I’m a man. I get to be wrong. And I get to change.

What gets me is that he has to talk to his female friends in order to be
aware of the rape culture. It’s not like it’s some invisible wall until someone lifts the shield, like the little kid in The Emperor’s New Clothes. It’s a daily part of life. Don’t believe me? Check out The Everyday Sexism Project, or their twitter. The stories are heartbreaking, and happen EVERY DAY.
Not to mention the problems in the gaming culture. Check out this article about The Creepy Side of E3 and the stories about business cards being pushed down dresses. Or the crap Microsoft played off during their scripted demo during E3 (note that there’s a noise from the audience, but at the end of the fight, there’s no applause, nor is there anywhere during the demo- where their would actually be if it wasn’t insulting)
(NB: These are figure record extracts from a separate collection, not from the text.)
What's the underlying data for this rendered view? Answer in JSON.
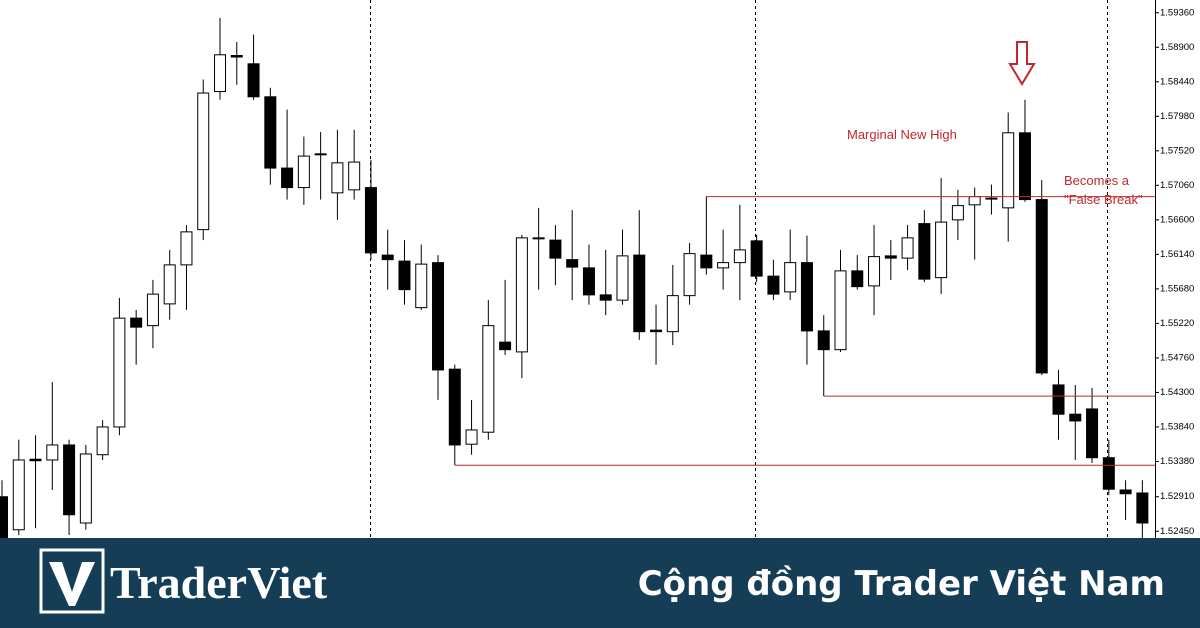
{
  "chart_data": {
    "type": "candlestick",
    "series": [
      {
        "open": [
          1.5291,
          1.5247,
          1.5341,
          1.534,
          1.536,
          1.5256,
          1.5347,
          1.5384,
          1.5529,
          1.5519,
          1.5548,
          1.56,
          1.5647,
          1.5831,
          1.5879,
          1.5868,
          1.5824,
          1.5729,
          1.5703,
          1.5747,
          1.5696,
          1.57,
          1.5703,
          1.5613,
          1.5605,
          1.5543,
          1.5603,
          1.5461,
          1.5361,
          1.5377,
          1.5497,
          1.5484,
          1.5636,
          1.5633,
          1.5607,
          1.5596,
          1.556,
          1.5553,
          1.5613,
          1.5513,
          1.5511,
          1.5559,
          1.5613,
          1.5596,
          1.5603,
          1.5632,
          1.5585,
          1.5564,
          1.5603,
          1.5512,
          1.5487,
          1.5592,
          1.5572,
          1.5612,
          1.5609,
          1.5655,
          1.5583,
          1.566,
          1.568,
          1.5688,
          1.5676,
          1.5776,
          1.5687,
          1.544,
          1.5401,
          1.5408,
          1.5343,
          1.53,
          1.5296
        ],
        "high": [
          1.5313,
          1.5367,
          1.5373,
          1.5444,
          1.5367,
          1.536,
          1.5393,
          1.5556,
          1.554,
          1.558,
          1.562,
          1.5653,
          1.5847,
          1.5929,
          1.5897,
          1.5907,
          1.5836,
          1.5807,
          1.5771,
          1.5777,
          1.578,
          1.578,
          1.574,
          1.5647,
          1.5633,
          1.5627,
          1.5613,
          1.5467,
          1.542,
          1.5553,
          1.558,
          1.564,
          1.5676,
          1.5653,
          1.5673,
          1.5627,
          1.562,
          1.5647,
          1.5673,
          1.5547,
          1.56,
          1.5629,
          1.5691,
          1.5647,
          1.568,
          1.564,
          1.5607,
          1.5647,
          1.5639,
          1.5533,
          1.562,
          1.5613,
          1.5653,
          1.5633,
          1.5653,
          1.5673,
          1.5716,
          1.57,
          1.5703,
          1.5707,
          1.5803,
          1.582,
          1.5713,
          1.546,
          1.544,
          1.5436,
          1.5367,
          1.5313,
          1.5313
        ],
        "low": [
          1.5236,
          1.524,
          1.5249,
          1.53,
          1.524,
          1.5247,
          1.534,
          1.5373,
          1.5467,
          1.5489,
          1.5527,
          1.554,
          1.5633,
          1.582,
          1.584,
          1.582,
          1.5707,
          1.5687,
          1.568,
          1.5687,
          1.566,
          1.5687,
          1.5607,
          1.5567,
          1.5547,
          1.554,
          1.542,
          1.5333,
          1.5347,
          1.5367,
          1.548,
          1.5449,
          1.5567,
          1.5573,
          1.5553,
          1.5547,
          1.5533,
          1.5547,
          1.55,
          1.5467,
          1.5493,
          1.5547,
          1.5587,
          1.5567,
          1.5553,
          1.5577,
          1.5553,
          1.5553,
          1.5467,
          1.5425,
          1.5484,
          1.5567,
          1.5533,
          1.558,
          1.5593,
          1.5577,
          1.5561,
          1.5633,
          1.5607,
          1.5667,
          1.5631,
          1.5684,
          1.5453,
          1.5367,
          1.534,
          1.5336,
          1.5293,
          1.526,
          1.5236
        ],
        "close": [
          1.5236,
          1.534,
          1.5339,
          1.536,
          1.5267,
          1.5348,
          1.5384,
          1.5529,
          1.5517,
          1.5561,
          1.56,
          1.5644,
          1.5829,
          1.588,
          1.5877,
          1.5824,
          1.5729,
          1.5703,
          1.5745,
          1.5748,
          1.5736,
          1.5737,
          1.5616,
          1.5607,
          1.5567,
          1.5601,
          1.546,
          1.536,
          1.538,
          1.5519,
          1.5487,
          1.5636,
          1.5635,
          1.5609,
          1.5597,
          1.556,
          1.5553,
          1.5612,
          1.5511,
          1.5511,
          1.5559,
          1.5615,
          1.5596,
          1.5603,
          1.562,
          1.5585,
          1.5561,
          1.5603,
          1.5512,
          1.5487,
          1.5592,
          1.5571,
          1.5611,
          1.5609,
          1.5636,
          1.5581,
          1.5657,
          1.5679,
          1.5691,
          1.5689,
          1.5776,
          1.5687,
          1.5456,
          1.5401,
          1.5392,
          1.5343,
          1.5301,
          1.5295,
          1.5256
        ]
      }
    ],
    "up_color": "#ffffff",
    "down_color": "#000000",
    "level_color": "#c0282d",
    "levels": [
      1.5691,
      1.5425,
      1.5333
    ],
    "ylim": [
      1.5236,
      1.5953
    ],
    "yticks": [
      {
        "value": 1.5936,
        "label": "1.59360"
      },
      {
        "value": 1.589,
        "label": "1.58900"
      },
      {
        "value": 1.5844,
        "label": "1.58440"
      },
      {
        "value": 1.5798,
        "label": "1.57980"
      },
      {
        "value": 1.5752,
        "label": "1.57520"
      },
      {
        "value": 1.5706,
        "label": "1.57060"
      },
      {
        "value": 1.566,
        "label": "1.56600"
      },
      {
        "value": 1.5614,
        "label": "1.56140"
      },
      {
        "value": 1.5568,
        "label": "1.55680"
      },
      {
        "value": 1.5522,
        "label": "1.55220"
      },
      {
        "value": 1.5476,
        "label": "1.54760"
      },
      {
        "value": 1.543,
        "label": "1.54300"
      },
      {
        "value": 1.5384,
        "label": "1.53840"
      },
      {
        "value": 1.5338,
        "label": "1.53380"
      },
      {
        "value": 1.5291,
        "label": "1.52910"
      },
      {
        "value": 1.5245,
        "label": "1.52450"
      }
    ],
    "annotations": [
      "Marginal New High",
      "Becomes a",
      "\"False Break\""
    ]
  },
  "footer": {
    "brand": "TraderViet",
    "tagline": "Cộng đồng Trader Việt Nam"
  }
}
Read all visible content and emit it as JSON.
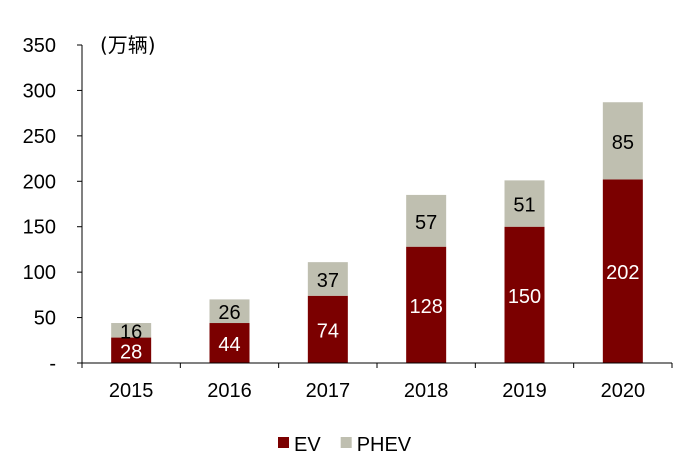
{
  "chart_data": {
    "type": "bar",
    "stacked": true,
    "unit_label": "(万辆)",
    "categories": [
      "2015",
      "2016",
      "2017",
      "2018",
      "2019",
      "2020"
    ],
    "series": [
      {
        "name": "EV",
        "values": [
          28,
          44,
          74,
          128,
          150,
          202
        ],
        "color": "#7B0000",
        "label_color": "#ffffff"
      },
      {
        "name": "PHEV",
        "values": [
          16,
          26,
          37,
          57,
          51,
          85
        ],
        "color": "#BFBFB0",
        "label_color": "#000000"
      }
    ],
    "ylim": [
      0,
      350
    ],
    "y_ticks": [
      {
        "value": 0,
        "label": "-"
      },
      {
        "value": 50,
        "label": "50"
      },
      {
        "value": 100,
        "label": "100"
      },
      {
        "value": 150,
        "label": "150"
      },
      {
        "value": 200,
        "label": "200"
      },
      {
        "value": 250,
        "label": "250"
      },
      {
        "value": 300,
        "label": "300"
      },
      {
        "value": 350,
        "label": "350"
      }
    ],
    "grid": false,
    "legend_position": "bottom-center"
  }
}
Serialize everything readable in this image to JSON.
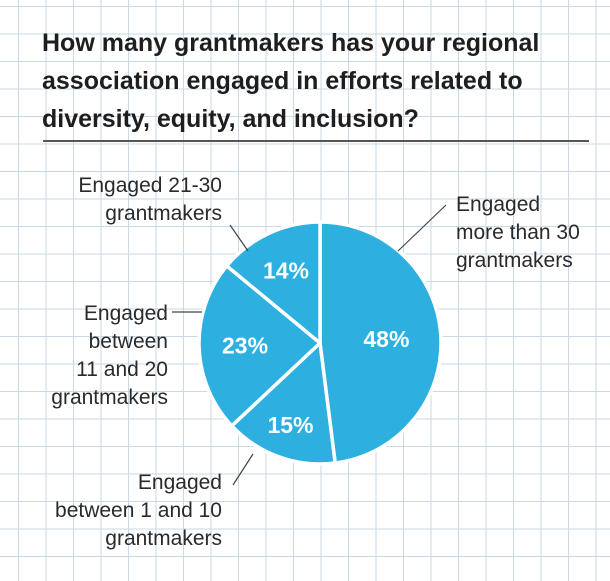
{
  "chart_data": {
    "type": "pie",
    "title": "How many grantmakers has your regional association engaged in efforts related to diversity, equity, and inclusion?",
    "slices": [
      {
        "label": [
          "Engaged",
          "more than 30",
          "grantmakers"
        ],
        "value": 48,
        "value_label": "48%"
      },
      {
        "label": [
          "Engaged",
          "between 1 and 10",
          "grantmakers"
        ],
        "value": 15,
        "value_label": "15%"
      },
      {
        "label": [
          "Engaged",
          "between",
          "11 and 20",
          "grantmakers"
        ],
        "value": 23,
        "value_label": "23%"
      },
      {
        "label": [
          "Engaged 21-30",
          "grantmakers"
        ],
        "value": 14,
        "value_label": "14%"
      }
    ],
    "start_angle_deg": 0,
    "direction": "clockwise",
    "colors": {
      "slice": "#2db0e0",
      "separator": "#ffffff",
      "leader": "#444444"
    }
  }
}
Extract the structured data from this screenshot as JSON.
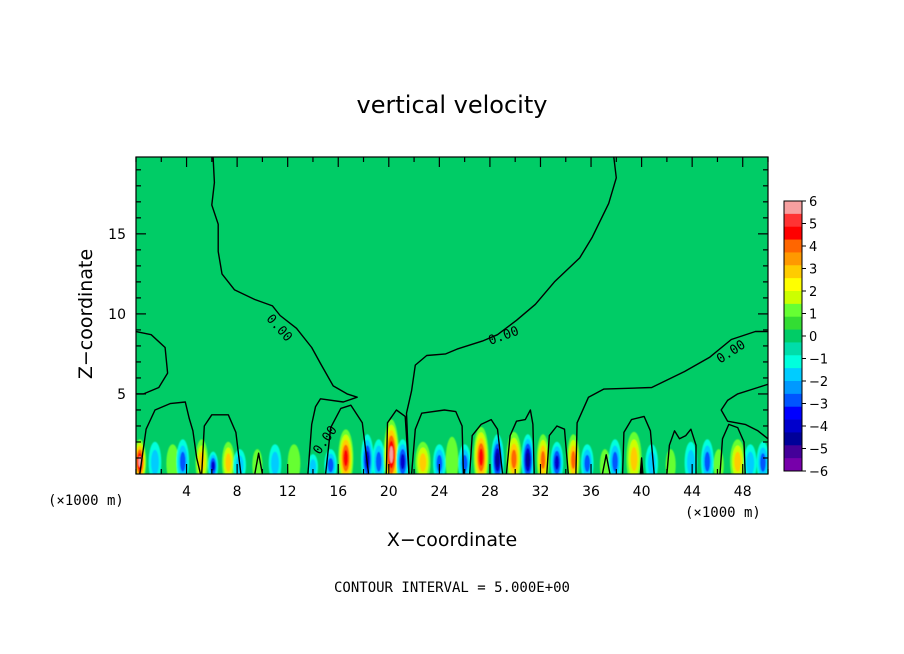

It’s hidden in movies as well. I showed Hotel Transylvania for our Tween Night (8-12 years old, mostly 8-10 years that night), and near the beginning of the movie there’s a scene where the zombie crew is catcalling a female zombie in a business suit:
Hotel Transylvania
It was meant to gain a laugh from adults, and went over the head of most of my kids. When I did hear laughs, I paused the movie for a minute and asked them a question- did they think it was funny when the guy zombies were talking and whistling at the girl zombie, and they said maybe.  Then I asked them if they thought it would be funny if someone did that to their mom walking down the street, and the answer instantly changed to no. Just that one dynamic change shifted their ideas. 

Just shifting things a little bit can change the course of thinking- enough that we can make a difference.